Car, rapidement, dit le docteur Harithi, "le syndicat des médecins et celui des pharmaciens se sont organisés sur Tahrir" et ont fini par créer une sorte de "mini-ministère de la Santé". C'est cette coordination qui gère l'approvisionnement avec les cellules de "soutien logistique" qui stockent médicaments, sérums et autres bandages donnés ou achetés au rabais auprès de pharmaciens sympathisants de la cause.

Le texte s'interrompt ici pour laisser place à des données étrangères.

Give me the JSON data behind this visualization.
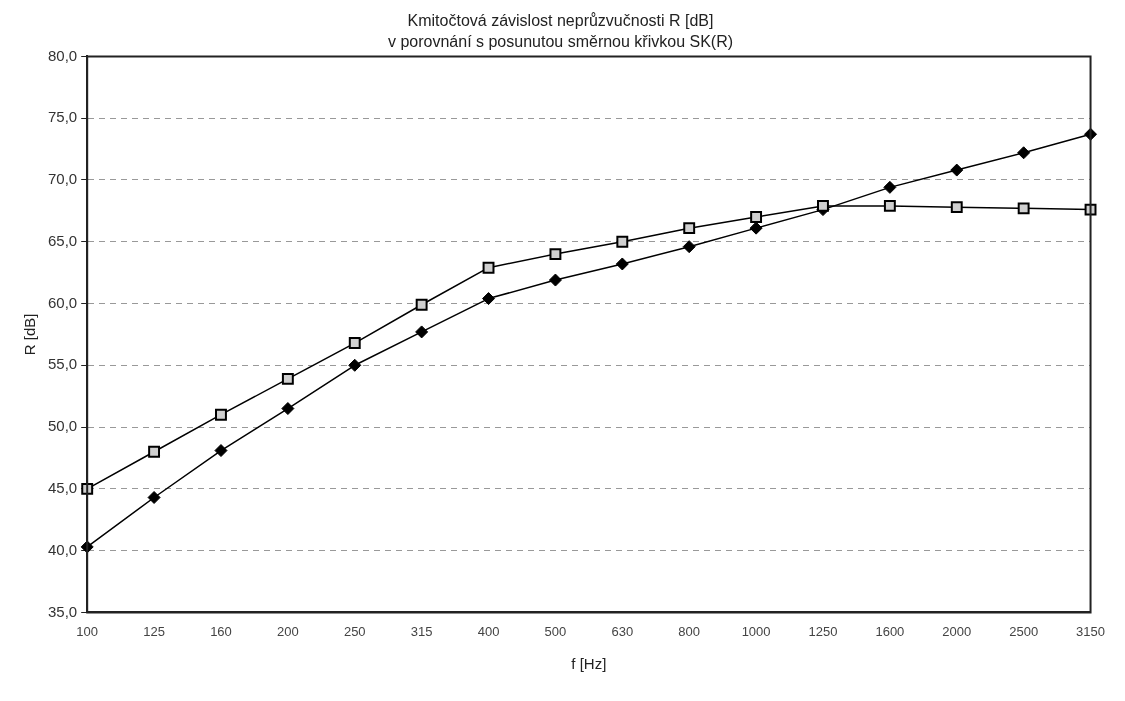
{
  "chart_data": {
    "type": "line",
    "title": "Kmitočtová závislost neprůzvučnosti R [dB]",
    "subtitle": "v porovnání s posunutou směrnou křivkou SK(R)",
    "xlabel": "f [Hz]",
    "ylabel": "R [dB]",
    "categories": [
      "100",
      "125",
      "160",
      "200",
      "250",
      "315",
      "400",
      "500",
      "630",
      "800",
      "1000",
      "1250",
      "1600",
      "2000",
      "2500",
      "3150"
    ],
    "series": [
      {
        "color": "#000000",
        "marker": "diamond",
        "values": [
          40.3,
          44.3,
          48.1,
          51.5,
          55.0,
          57.7,
          60.4,
          61.9,
          63.2,
          64.6,
          66.1,
          67.6,
          69.4,
          70.8,
          72.2,
          73.7
        ]
      },
      {
        "color": "#000000",
        "marker": "square",
        "values": [
          45.0,
          48.0,
          51.0,
          53.9,
          56.8,
          59.9,
          62.9,
          64.0,
          65.0,
          66.1,
          67.0,
          67.9,
          67.9,
          67.8,
          67.7,
          67.6
        ]
      }
    ],
    "ylim": [
      35,
      80
    ],
    "yticks": [
      {
        "value": 35,
        "label": "35,0"
      },
      {
        "value": 40,
        "label": "40,0"
      },
      {
        "value": 45,
        "label": "45,0"
      },
      {
        "value": 50,
        "label": "50,0"
      },
      {
        "value": 55,
        "label": "55,0"
      },
      {
        "value": 60,
        "label": "60,0"
      },
      {
        "value": 65,
        "label": "65,0"
      },
      {
        "value": 70,
        "label": "70,0"
      },
      {
        "value": 75,
        "label": "75,0"
      },
      {
        "value": 80,
        "label": "80,0"
      }
    ],
    "grid": "y",
    "legend": false,
    "line_style": "solid"
  }
}
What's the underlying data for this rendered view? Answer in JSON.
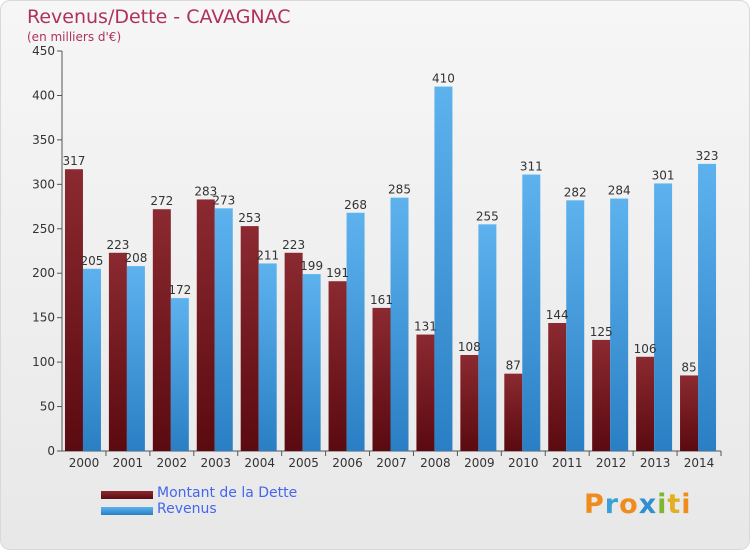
{
  "chart_data": {
    "type": "bar",
    "title": "Revenus/Dette - CAVAGNAC",
    "subtitle": "(en milliers d'€)",
    "categories": [
      "2000",
      "2001",
      "2002",
      "2003",
      "2004",
      "2005",
      "2006",
      "2007",
      "2008",
      "2009",
      "2010",
      "2011",
      "2012",
      "2013",
      "2014"
    ],
    "series": [
      {
        "name": "Montant de la Dette",
        "color": "#7a1c22",
        "values": [
          317,
          223,
          272,
          283,
          253,
          223,
          191,
          161,
          131,
          108,
          87,
          144,
          125,
          106,
          85
        ]
      },
      {
        "name": "Revenus",
        "color": "#4ea6e6",
        "values": [
          205,
          208,
          172,
          273,
          211,
          199,
          268,
          285,
          410,
          255,
          311,
          282,
          284,
          301,
          323
        ]
      }
    ],
    "yticks": [
      0,
      50,
      100,
      150,
      200,
      250,
      300,
      350,
      400,
      450
    ],
    "ylim": [
      0,
      450
    ],
    "grid": false,
    "legend_position": "bottom-left"
  },
  "logo": {
    "letters": [
      "P",
      "r",
      "o",
      "x",
      "i",
      "t",
      "i"
    ],
    "colors": [
      "#f08c1e",
      "#3aa0d8",
      "#f08c1e",
      "#2f8fd0",
      "#7cb82f",
      "#e0b020",
      "#f08c1e"
    ]
  }
}
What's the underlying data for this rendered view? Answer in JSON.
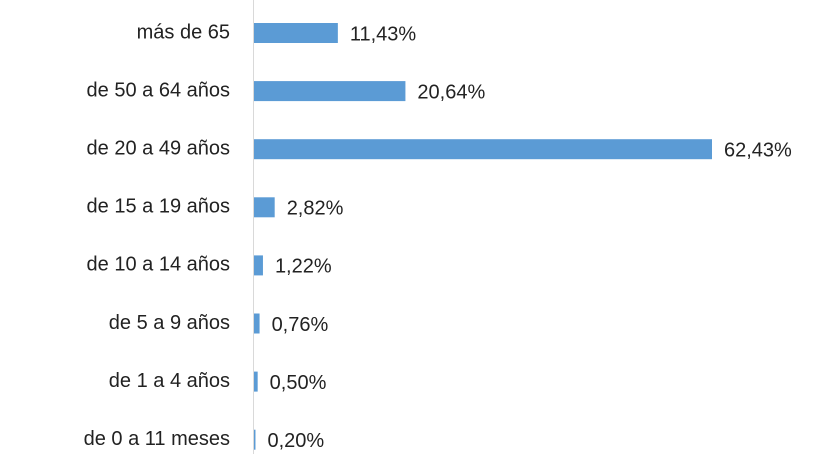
{
  "chart_data": {
    "type": "bar",
    "orientation": "horizontal",
    "categories": [
      "más de 65",
      "de 50 a 64 años",
      "de 20 a 49 años",
      "de 15 a 19 años",
      "de 10 a 14 años",
      "de 5 a 9 años",
      "de 1 a 4 años",
      "de 0 a 11 meses"
    ],
    "values": [
      11.43,
      20.64,
      62.43,
      2.82,
      1.22,
      0.76,
      0.5,
      0.2
    ],
    "value_labels": [
      "11,43%",
      "20,64%",
      "62,43%",
      "2,82%",
      "1,22%",
      "0,76%",
      "0,50%",
      "0,20%"
    ],
    "color": "#5b9bd5"
  }
}
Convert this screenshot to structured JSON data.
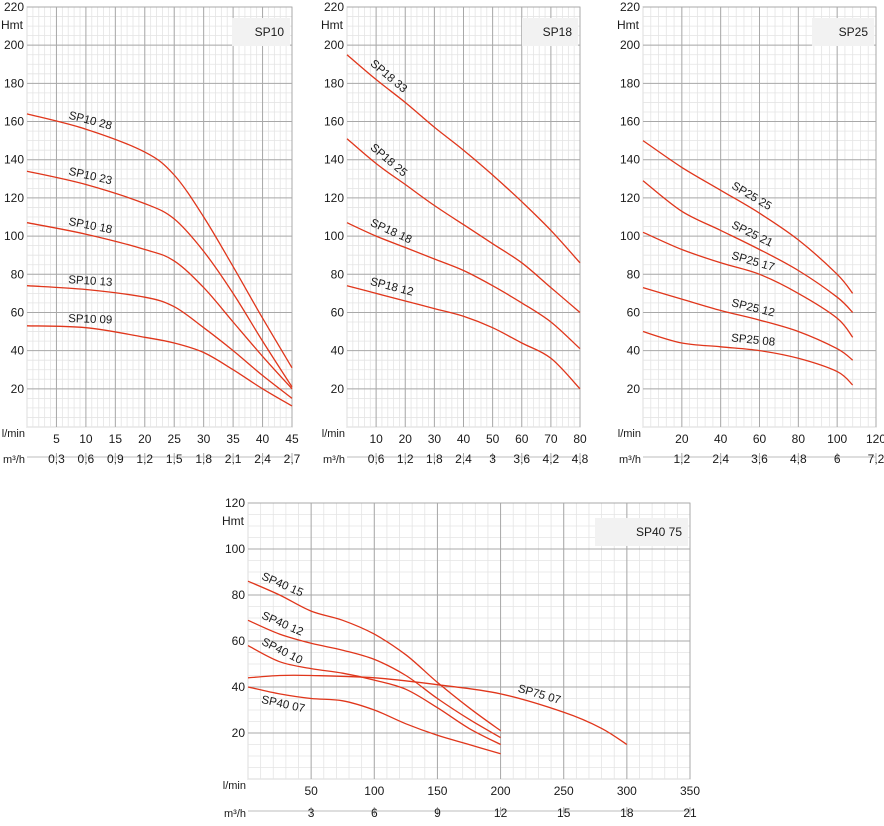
{
  "chart_data": [
    {
      "type": "line",
      "title": "SP10",
      "ylabel": "Hmt",
      "xlabel": "l/min",
      "x2label": "m³/h",
      "ylim": [
        0,
        220
      ],
      "xlim": [
        0,
        45
      ],
      "yticks": [
        20,
        40,
        60,
        80,
        100,
        120,
        140,
        160,
        180,
        200,
        220
      ],
      "xticks": [
        5,
        10,
        15,
        20,
        25,
        30,
        35,
        40,
        45
      ],
      "x2ticks": [
        "0,3",
        "0,6",
        "0,9",
        "1,2",
        "1,5",
        "1,8",
        "2,1",
        "2,4",
        "2,7"
      ],
      "grid": true,
      "series": [
        {
          "name": "SP10 28",
          "x": [
            0,
            10,
            20,
            25,
            30,
            35,
            40,
            45
          ],
          "y": [
            164,
            156,
            144,
            132,
            110,
            84,
            57,
            31
          ]
        },
        {
          "name": "SP10 23",
          "x": [
            0,
            10,
            20,
            25,
            30,
            35,
            40,
            45
          ],
          "y": [
            134,
            127,
            117,
            109,
            92,
            70,
            45,
            21
          ]
        },
        {
          "name": "SP10 18",
          "x": [
            0,
            10,
            20,
            25,
            30,
            35,
            40,
            45
          ],
          "y": [
            107,
            101,
            93,
            87,
            73,
            55,
            37,
            20
          ]
        },
        {
          "name": "SP10 13",
          "x": [
            0,
            10,
            20,
            25,
            30,
            35,
            40,
            45
          ],
          "y": [
            74,
            72,
            68,
            63,
            52,
            40,
            27,
            15
          ]
        },
        {
          "name": "SP10 09",
          "x": [
            0,
            10,
            20,
            25,
            30,
            35,
            40,
            45
          ],
          "y": [
            53,
            52,
            47,
            44,
            39,
            30,
            20,
            11
          ]
        }
      ]
    },
    {
      "type": "line",
      "title": "SP18",
      "ylabel": "Hmt",
      "xlabel": "l/min",
      "x2label": "m³/h",
      "ylim": [
        0,
        220
      ],
      "xlim": [
        0,
        80
      ],
      "yticks": [
        20,
        40,
        60,
        80,
        100,
        120,
        140,
        160,
        180,
        200,
        220
      ],
      "xticks": [
        10,
        20,
        30,
        40,
        50,
        60,
        70,
        80
      ],
      "x2ticks": [
        "0,6",
        "1,2",
        "1,8",
        "2,4",
        "3",
        "3,6",
        "4,2",
        "4,8"
      ],
      "grid": true,
      "series": [
        {
          "name": "SP18 33",
          "x": [
            0,
            10,
            20,
            30,
            40,
            50,
            60,
            70,
            80
          ],
          "y": [
            195,
            182,
            170,
            157,
            145,
            132,
            118,
            103,
            86
          ]
        },
        {
          "name": "SP18 25",
          "x": [
            0,
            10,
            20,
            30,
            40,
            50,
            60,
            70,
            80
          ],
          "y": [
            151,
            138,
            127,
            116,
            106,
            96,
            86,
            73,
            60
          ]
        },
        {
          "name": "SP18 18",
          "x": [
            0,
            10,
            20,
            30,
            40,
            50,
            60,
            70,
            80
          ],
          "y": [
            107,
            100,
            94,
            88,
            82,
            74,
            65,
            55,
            41
          ]
        },
        {
          "name": "SP18 12",
          "x": [
            0,
            10,
            20,
            30,
            40,
            50,
            60,
            70,
            80
          ],
          "y": [
            74,
            70,
            66,
            62,
            58,
            52,
            44,
            36,
            20
          ]
        }
      ]
    },
    {
      "type": "line",
      "title": "SP25",
      "ylabel": "Hmt",
      "xlabel": "l/min",
      "x2label": "m³/h",
      "ylim": [
        0,
        220
      ],
      "xlim": [
        0,
        120
      ],
      "yticks": [
        20,
        40,
        60,
        80,
        100,
        120,
        140,
        160,
        180,
        200,
        220
      ],
      "xticks": [
        20,
        40,
        60,
        80,
        100,
        120
      ],
      "x2ticks": [
        "1,2",
        "2,4",
        "3,6",
        "4,8",
        "6",
        "7,2"
      ],
      "grid": true,
      "series": [
        {
          "name": "SP25 25",
          "x": [
            0,
            20,
            40,
            60,
            80,
            100,
            108
          ],
          "y": [
            150,
            136,
            124,
            112,
            98,
            80,
            70
          ]
        },
        {
          "name": "SP25 21",
          "x": [
            0,
            20,
            40,
            60,
            80,
            100,
            108
          ],
          "y": [
            129,
            113,
            103,
            93,
            82,
            68,
            60
          ]
        },
        {
          "name": "SP25 17",
          "x": [
            0,
            20,
            40,
            60,
            80,
            100,
            108
          ],
          "y": [
            102,
            93,
            86,
            80,
            70,
            57,
            47
          ]
        },
        {
          "name": "SP25 12",
          "x": [
            0,
            20,
            40,
            60,
            80,
            100,
            108
          ],
          "y": [
            73,
            67,
            61,
            56,
            50,
            41,
            35
          ]
        },
        {
          "name": "SP25 08",
          "x": [
            0,
            20,
            40,
            60,
            80,
            100,
            108
          ],
          "y": [
            50,
            44,
            42,
            40,
            36,
            29,
            22
          ]
        }
      ]
    },
    {
      "type": "line",
      "title": "SP40 75",
      "ylabel": "Hmt",
      "xlabel": "l/min",
      "x2label": "m³/h",
      "ylim": [
        0,
        120
      ],
      "xlim": [
        0,
        350
      ],
      "yticks": [
        20,
        40,
        60,
        80,
        100,
        120
      ],
      "xticks": [
        50,
        100,
        150,
        200,
        250,
        300,
        350
      ],
      "x2ticks": [
        "3",
        "6",
        "9",
        "12",
        "15",
        "18",
        "21"
      ],
      "grid": true,
      "series": [
        {
          "name": "SP40 15",
          "x": [
            0,
            25,
            50,
            75,
            100,
            125,
            150,
            175,
            200
          ],
          "y": [
            86,
            80,
            73,
            69,
            63,
            54,
            42,
            31,
            21
          ]
        },
        {
          "name": "SP40 12",
          "x": [
            0,
            25,
            50,
            75,
            100,
            125,
            150,
            175,
            200
          ],
          "y": [
            69,
            63,
            59,
            56,
            52,
            45,
            35,
            26,
            18
          ]
        },
        {
          "name": "SP40 10",
          "x": [
            0,
            25,
            50,
            75,
            100,
            125,
            150,
            175,
            200
          ],
          "y": [
            58,
            51,
            48,
            46,
            43,
            39,
            31,
            22,
            15
          ]
        },
        {
          "name": "SP40 07",
          "x": [
            0,
            25,
            50,
            75,
            100,
            125,
            150,
            175,
            200
          ],
          "y": [
            40,
            37,
            35,
            34,
            30,
            24,
            19,
            15,
            11
          ]
        },
        {
          "name": "SP75 07",
          "x": [
            0,
            25,
            50,
            100,
            150,
            200,
            250,
            280,
            300
          ],
          "y": [
            44,
            45,
            45,
            44,
            41,
            37,
            29,
            22,
            15
          ]
        }
      ]
    }
  ]
}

Devant les hôpitaux de campagne, entre tuk-tuk zigzaguant au milieu des grappes de manifestants, des dizaines de jeunes --pour beaucoup des filles-- balaient toute la journée la rue. Tahrir, jurent tous les manifestants, n'a jamais été si propre, comparé au temps où les employés municipaux s'en occupaient.

Houda Amer, elle, ne va plus en classe depuis des semaines. Cette institutrice repeint aujourd'hui au rouleau trottoir et rambardes sur Tahrir. "Mon arme, c'est mon pinceau", lance-t-elle en souriant. "Notre révolution ne veut pas tout détruire", dit-elle. Ici, "on est tous là pour construire notre nation".